Book Digitopia Blues

    Book Details:
  • Author : John Sobol
  • Publisher : Banff, AB : Banff Centre Press
  • Release : 2002
  • ISBN :
  • Pages : 180 pages

Download or read book Digitopia Blues written by John Sobol and published by Banff, AB : Banff Centre Press. This book was released on 2002 with total page 180 pages. Available in PDF, EPUB and Kindle. Book excerpt: A lyrical analysis of the intersections between poetic speech and music, intertwined with the history of black/white relations in America. Digitopia Blues is about a pair of intertwined stories, that of black Americans struggling in music to find a language of revolutionary power, and that of literate poets wishing to transcend the printed page to embrace the body, music, and public speech. The narrative moves from the story of the blues, jazz, and rock'n'roll, to the domineering world of the printed word, and finally to the power, potential, and dangers that digital communications technologies offer people of colour. Sliding easily from the likes of Billie Holiday and John Coltrane to Walt Whitman and Bob Dylan, Digitopia Blues then leaps to a savvy analysis of today's digital scene, including the implications of hip hop, rap, Napster and rave culture for the future of cultural politics in America ...

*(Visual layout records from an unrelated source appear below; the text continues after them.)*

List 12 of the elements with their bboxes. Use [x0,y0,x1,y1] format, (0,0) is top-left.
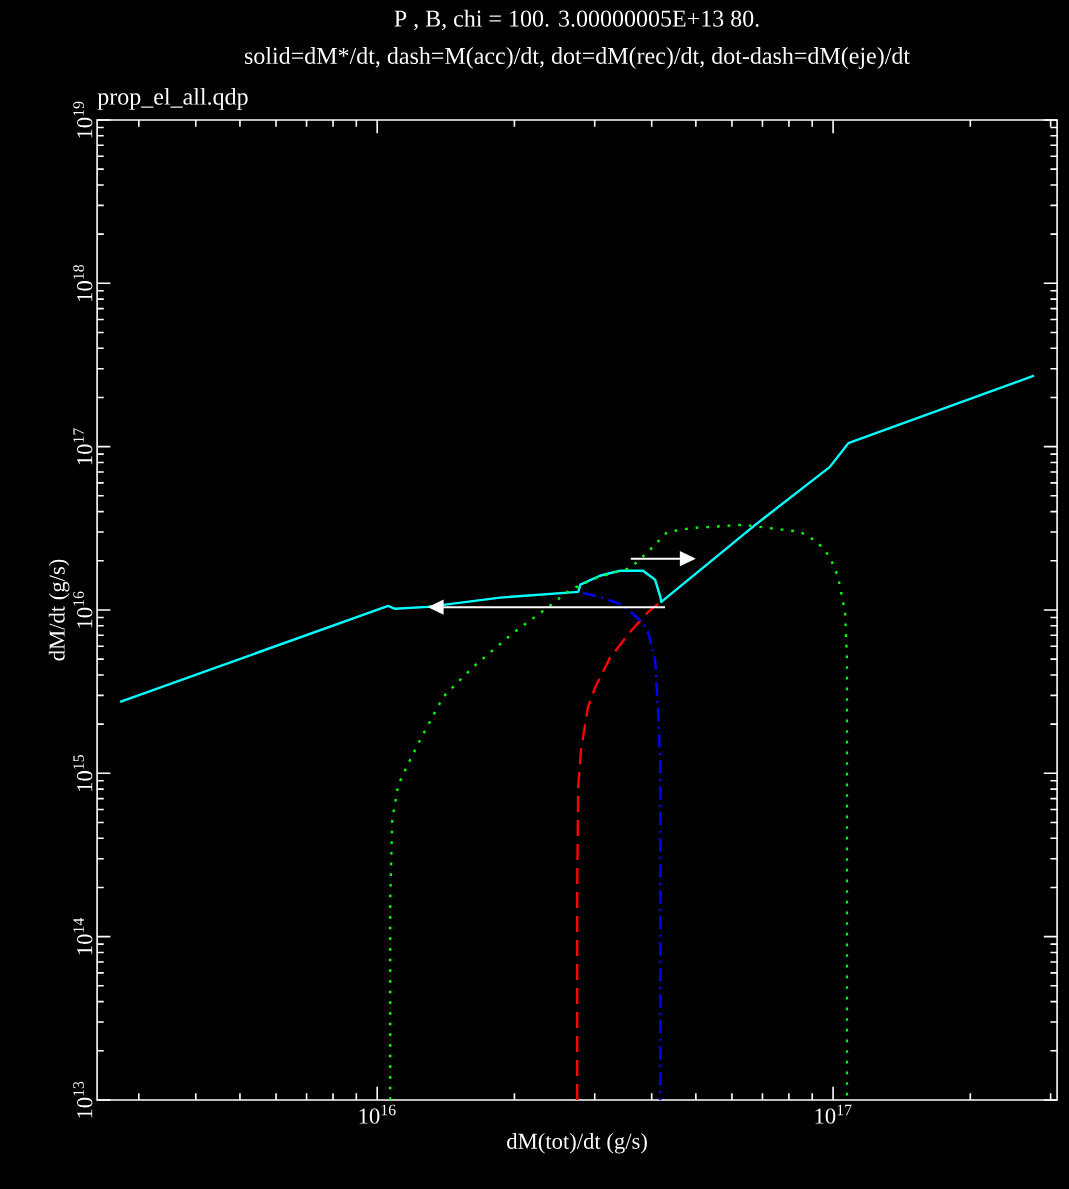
y-tick-label: 10$^{13}$ [73,1081,93,1118]
chart-title: P , B, chi = 100. 3.00000005E+13 80. [394,9,759,31]
y-tick-label: 10$^{16}$ [73,591,93,628]
y-tick-label: 10$^{19}$ [73,101,93,138]
y-tick-label: 10$^{15}$ [73,754,93,791]
y-tick-label: 10$^{18}$ [73,264,93,301]
x-axis-title: dM(tot)/dt (g/s) [507,1132,647,1154]
chart-subtitle: solid=dM*/dt, dash=M(acc)/dt, dot=dM(rec)/dt, dot-dash=dM(eje)/dt [244,47,910,69]
y-tick-label: 10$^{14}$ [73,917,93,955]
y-axis-title: dM/dt (g/s) [48,559,70,661]
text: prop_el_all.qdp [97,87,248,110]
y-tick-label: 10$^{17}$ [73,428,93,465]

Book African American Music

    Book Details:
  • Author : Mellonee V. Burnim
  • Publisher : Routledge
  • Release : 2014-11-13
  • ISBN : 1317934423
  • Pages : 544 pages

Download or read book African American Music written by Mellonee V. Burnim and published by Routledge. This book was released on 2014-11-13 with total page 544 pages. Available in PDF, EPUB and Kindle. Book excerpt: American Music: An Introduction, Second Edition is a collection of seventeen essays surveying major African American musical genres, both sacred and secular, from slavery to the present. With contributions by leading scholars in the field, the work brings together analyses of African American music based on ethnographic fieldwork, which privileges the voices of the music-makers themselves, woven into a richly textured mosaic of history and culture. At the same time, it incorporates musical treatments that bring clarity to the structural, melodic, and rhythmic characteristics that both distinguish and unify African American music. The second edition has been substantially revised and updated, and includes new essays on African and African American musical continuities, African-derived instrument construction and performance practice, techno, and quartet traditions. Musical transcriptions, photographs, illustrations, and a new audio CD bring the music to life.

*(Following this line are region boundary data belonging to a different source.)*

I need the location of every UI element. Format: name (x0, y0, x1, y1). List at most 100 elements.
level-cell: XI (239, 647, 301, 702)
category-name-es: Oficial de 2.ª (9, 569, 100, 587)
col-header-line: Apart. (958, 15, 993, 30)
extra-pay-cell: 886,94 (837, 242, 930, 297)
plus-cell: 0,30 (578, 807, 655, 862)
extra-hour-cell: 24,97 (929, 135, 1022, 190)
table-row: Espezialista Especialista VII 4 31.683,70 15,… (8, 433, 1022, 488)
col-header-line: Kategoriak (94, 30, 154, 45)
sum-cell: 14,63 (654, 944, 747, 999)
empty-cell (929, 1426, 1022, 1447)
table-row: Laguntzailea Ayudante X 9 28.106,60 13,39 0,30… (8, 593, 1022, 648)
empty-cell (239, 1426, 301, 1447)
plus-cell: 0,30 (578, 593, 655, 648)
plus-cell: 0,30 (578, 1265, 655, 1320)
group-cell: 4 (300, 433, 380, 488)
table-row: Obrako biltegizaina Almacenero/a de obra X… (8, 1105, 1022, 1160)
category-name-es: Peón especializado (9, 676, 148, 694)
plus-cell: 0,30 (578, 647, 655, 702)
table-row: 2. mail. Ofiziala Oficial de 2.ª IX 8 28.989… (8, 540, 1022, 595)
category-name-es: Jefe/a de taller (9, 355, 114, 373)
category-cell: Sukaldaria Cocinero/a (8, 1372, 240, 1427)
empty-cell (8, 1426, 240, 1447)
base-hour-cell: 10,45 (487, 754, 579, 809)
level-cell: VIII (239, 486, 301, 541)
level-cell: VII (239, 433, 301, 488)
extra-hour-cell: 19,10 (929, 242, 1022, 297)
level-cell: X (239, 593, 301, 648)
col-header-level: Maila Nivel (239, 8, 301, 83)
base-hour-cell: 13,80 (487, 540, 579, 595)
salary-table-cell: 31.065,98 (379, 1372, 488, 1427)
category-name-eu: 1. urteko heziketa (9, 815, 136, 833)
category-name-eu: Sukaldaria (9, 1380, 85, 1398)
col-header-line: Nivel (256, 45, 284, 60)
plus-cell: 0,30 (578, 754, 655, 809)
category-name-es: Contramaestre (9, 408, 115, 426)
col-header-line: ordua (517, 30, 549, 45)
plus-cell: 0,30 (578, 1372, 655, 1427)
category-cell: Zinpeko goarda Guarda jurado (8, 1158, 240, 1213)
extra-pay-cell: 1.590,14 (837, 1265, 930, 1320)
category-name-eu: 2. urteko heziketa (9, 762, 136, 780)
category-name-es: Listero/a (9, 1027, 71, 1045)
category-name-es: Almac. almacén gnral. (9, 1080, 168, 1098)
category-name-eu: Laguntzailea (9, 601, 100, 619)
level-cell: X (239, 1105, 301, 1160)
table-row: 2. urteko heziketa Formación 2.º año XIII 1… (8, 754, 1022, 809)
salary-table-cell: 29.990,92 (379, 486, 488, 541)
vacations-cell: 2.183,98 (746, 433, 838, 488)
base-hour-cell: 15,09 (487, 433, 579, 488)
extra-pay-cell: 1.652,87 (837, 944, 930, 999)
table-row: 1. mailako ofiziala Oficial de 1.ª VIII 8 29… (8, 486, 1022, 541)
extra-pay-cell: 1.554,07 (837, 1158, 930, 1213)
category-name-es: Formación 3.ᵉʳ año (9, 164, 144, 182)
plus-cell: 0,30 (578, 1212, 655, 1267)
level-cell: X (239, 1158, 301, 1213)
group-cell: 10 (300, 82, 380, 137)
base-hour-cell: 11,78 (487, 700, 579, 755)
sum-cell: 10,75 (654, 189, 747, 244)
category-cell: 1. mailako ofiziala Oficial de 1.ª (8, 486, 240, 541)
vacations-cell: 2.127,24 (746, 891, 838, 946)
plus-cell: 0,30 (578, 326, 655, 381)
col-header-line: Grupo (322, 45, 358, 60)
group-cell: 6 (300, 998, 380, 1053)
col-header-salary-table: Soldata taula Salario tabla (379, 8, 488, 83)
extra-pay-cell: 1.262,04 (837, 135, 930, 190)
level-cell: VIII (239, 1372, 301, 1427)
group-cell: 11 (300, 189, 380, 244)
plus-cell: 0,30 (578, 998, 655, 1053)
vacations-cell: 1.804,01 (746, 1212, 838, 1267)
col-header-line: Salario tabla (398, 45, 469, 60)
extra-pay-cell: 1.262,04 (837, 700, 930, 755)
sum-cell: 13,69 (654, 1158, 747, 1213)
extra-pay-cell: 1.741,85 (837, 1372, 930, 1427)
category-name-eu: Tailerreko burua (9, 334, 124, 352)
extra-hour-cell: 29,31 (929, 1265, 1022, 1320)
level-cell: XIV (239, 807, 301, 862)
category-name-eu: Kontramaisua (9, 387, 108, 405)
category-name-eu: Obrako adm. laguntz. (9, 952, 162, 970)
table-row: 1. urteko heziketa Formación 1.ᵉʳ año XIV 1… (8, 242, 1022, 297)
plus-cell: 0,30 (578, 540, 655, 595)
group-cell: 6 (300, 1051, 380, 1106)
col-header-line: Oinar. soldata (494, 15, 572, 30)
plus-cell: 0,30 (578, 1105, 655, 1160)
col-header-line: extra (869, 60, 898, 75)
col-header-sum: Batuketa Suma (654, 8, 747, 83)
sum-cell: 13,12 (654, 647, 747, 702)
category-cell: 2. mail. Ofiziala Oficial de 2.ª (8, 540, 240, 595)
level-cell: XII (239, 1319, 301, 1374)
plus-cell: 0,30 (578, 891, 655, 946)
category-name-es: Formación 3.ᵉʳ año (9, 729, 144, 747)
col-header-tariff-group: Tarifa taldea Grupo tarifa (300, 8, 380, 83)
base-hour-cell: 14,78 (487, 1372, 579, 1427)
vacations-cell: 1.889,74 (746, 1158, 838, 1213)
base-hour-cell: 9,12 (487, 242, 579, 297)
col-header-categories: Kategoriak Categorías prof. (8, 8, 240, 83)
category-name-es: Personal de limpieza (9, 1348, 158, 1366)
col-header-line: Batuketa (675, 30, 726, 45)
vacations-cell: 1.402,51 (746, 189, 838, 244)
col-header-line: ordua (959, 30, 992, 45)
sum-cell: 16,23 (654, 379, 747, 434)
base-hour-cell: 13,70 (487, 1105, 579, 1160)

Book Knowledge Reigns Supreme

Download or read book Knowledge Reigns Supreme written by Priya Parmar and published by BRILL. This book was released on 2009-01-01 with total page 214 pages. Available in PDF, EPUB and Kindle. Book excerpt: Knowledge Reigns Supreme: The Critical Pedagogy of Hip-hop Artist KRS-ONE argues for the inclusionary practice of studying and interpreting postmodern texts in today’s school curriculum using a (Hip-hop) cultural studies and critical theory approach, thus creating a transformative curriculum.